When Los Angeles-based Rock band Badflower first broadly ascended into the public eye in 2018 with their single “Ghost,” no one could have predicted what would happen next. A song that took the band to the top of the Rock charts, “Ghost” told a dark story about life, death, and feelings of hopelessness. Striking a nerve and very real, it ended up being a momentum builder for Badflower with songs like a re-released edition of “Heroin” before the striking “The Jester,” both of which hit number one on US Mainstream Rock charts.

Only a glimpse into what made Badflower extremely exciting among others on the Rock scene, the band’s 2019 debut album, OK, I’m Sick, rocketed to the top of all sorts of charts in the USA and was arguably one of the best Rock records of the year. Factors that would lead many others to follow a similar formula to achieve success a second time around, Badflower would not follow suit. In 2021, they put out a completely different, yet extremely high-quality follow-up album, This Is How The World Ends.

A second album that included such songs as the intense “Family,” “Mahine Gun,” and “Don’t Hate Me,”  there was also the tongue-in-cheek “Everyone’s An Asshole.” Possessing a sound that found Badflower being themselves, it was beginning to look like this band was a keeper. Sustaining themselves on tour with a diverse mix of acts through the years, ranging from Shinedown to Incubus and Paris Jackson, Badflower oddly fit everywhere, but also nowhere at all.

A band that is not enamoured by shiny, hollow success by just pumping out the same paint-by-number tunes, now in 2025, they once more take matters in another direction. First, giving a glimpse into what might be next in June 2024 with the release of the single “Teacher Has A Gun,” there was a bit of a Pop Punk vibe involved, as with the follow-up of “Detroit” in July 2024. Still, the release of “Haunting You” in October 2024 was something completely different. Followed by the moody “London” in January 2025, the more straightforward Alternative Rock “Paws” in April 2025, and the heavy Punk-driven “Snuff” in early June 2025, it began to look like each component of a new album would be scattered across the spectrum.

Rather exciting if you like diversity without a flatline tempo, at last, the third full-length album from Badflower, No Place Like Home, arrived on June 20, 2025, through Big Machine Records. Including each of the 2024 and early 2025 singles (except for “Teacher Has A Gun”), in total, No Place Like Home is a deep thirteen-track album that never grows boring. Once again, including the tried and true lineup of Vocalist/Guitarist Josh Katz, Lead Guitarist Joey Morrow, Bassist Alex Espiritu, and Drummer Anthony Sonetti, this new album has all the signatures of Badflower (raw emotion, sarcasm, and unpredictability) all matched with further maturity.

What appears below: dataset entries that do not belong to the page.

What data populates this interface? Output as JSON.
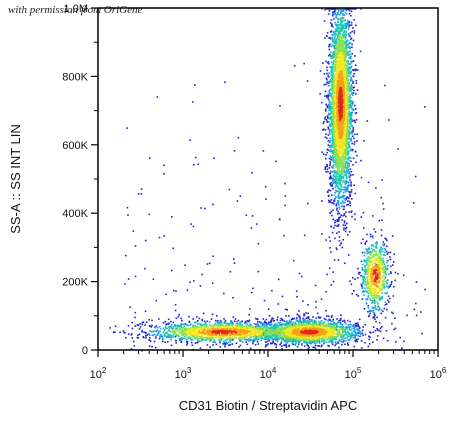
{
  "watermark": "with permission from OriGene",
  "chart_data": {
    "type": "scatter",
    "style": "density-colored flow cytometry dot plot",
    "xlabel": "CD31 Biotin / Streptavidin APC",
    "ylabel": "SS-A :: SS INT LIN",
    "x_scale": "log",
    "xlim": [
      100,
      1000000
    ],
    "ylim": [
      0,
      1000000
    ],
    "x_ticks": [
      {
        "value": 100,
        "base": "10",
        "exp": "2"
      },
      {
        "value": 1000,
        "base": "10",
        "exp": "3"
      },
      {
        "value": 10000,
        "base": "10",
        "exp": "4"
      },
      {
        "value": 100000,
        "base": "10",
        "exp": "5"
      },
      {
        "value": 1000000,
        "base": "10",
        "exp": "6"
      }
    ],
    "y_ticks": [
      {
        "value": 0,
        "label": "0"
      },
      {
        "value": 200000,
        "label": "200K"
      },
      {
        "value": 400000,
        "label": "400K"
      },
      {
        "value": 600000,
        "label": "600K"
      },
      {
        "value": 800000,
        "label": "800K"
      },
      {
        "value": 1000000,
        "label": "1,0M"
      }
    ],
    "populations": [
      {
        "center_x": 3000,
        "center_y": 55000,
        "spread_x_decades": 0.45,
        "spread_y": 15000,
        "events": 1600
      },
      {
        "center_x": 30000,
        "center_y": 55000,
        "spread_x_decades": 0.3,
        "spread_y": 18000,
        "events": 1800
      },
      {
        "center_x": 70000,
        "center_y": 720000,
        "spread_x_decades": 0.07,
        "spread_y": 150000,
        "events": 3600
      },
      {
        "center_x": 180000,
        "center_y": 220000,
        "spread_x_decades": 0.08,
        "spread_y": 55000,
        "events": 700
      }
    ],
    "colormap": [
      "#1e22d8",
      "#1a9fe6",
      "#20c8b0",
      "#8be04e",
      "#f2e81c",
      "#f4a21a",
      "#e02a15"
    ]
  }
}
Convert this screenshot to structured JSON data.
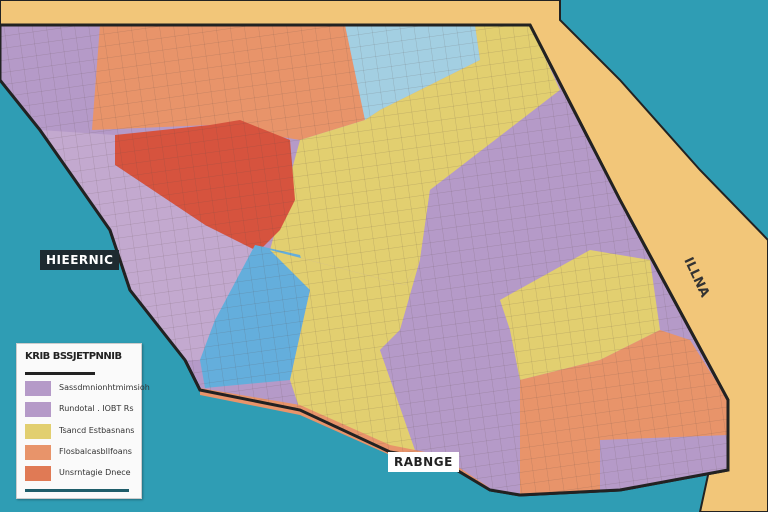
{
  "map": {
    "colors": {
      "ocean": "#2f9db4",
      "land": "#f2c679",
      "purple": "#b59ac8",
      "orange": "#e8946a",
      "red": "#d6533e",
      "blue": "#64aedc",
      "light_blue": "#a3cfe2",
      "yellow": "#e2cf70",
      "street": "#6b5a55"
    },
    "labels": {
      "left": "HIEERNIC",
      "bottom": "RABNGE",
      "right": "ILLNA"
    }
  },
  "legend": {
    "title": "KRIB BSSJETPNNIB",
    "items": [
      {
        "label": "Sassdmnionhtmimsioh",
        "color": "#b59ac8"
      },
      {
        "label": "Rundotal . IOBT Rs",
        "color": "#b59ac8"
      },
      {
        "label": "Tsancd Estbasnans",
        "color": "#e2cf70"
      },
      {
        "label": "Flosbalcasbllfoans",
        "color": "#e8946a"
      },
      {
        "label": "Unsrntagie Dnece",
        "color": "#e07a55"
      }
    ]
  }
}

A reflection of who the band is and their own experiences, it seems that while their lyrical themes still struggle with internal mental battles and feelings of negativity, there is a wider lens into happiness, self-acceptance, and even finding love. Now, before you rush to judgment and think Badflower is going soft, refrain and realize their progression as a band and as songwriters feels entirely natural.

Still very heavy and dangling between Alternative and Hard Rock, the dynamics from song to song are refreshing and invigorating. Rich in texture, these are Rock songs with a heartbeat that allows you to dig into the storylines sung out by Katz in various animated tones. For deeper understanding, tracks like “Story Of Our Lives,” “What’s The Point,” and “Don’t Be A Stranger” are extraordinarily insightful and heartbreaking at the same time. This is while “Number 1” is the best reaction to the shallow world that treats everything as disposable, only to be replaced by what is hot next.

Overall, not enough can be said about Badflower’s genuine human quality. They are not looking to fit any frame just to sell a record, but are, in truth, making the music they think sounds good, and it just so happens it is damn good too. That is why Cryptic Rock highly recommends the evolution of Badflower, giving No Place Like Home 5 out of 5 stars.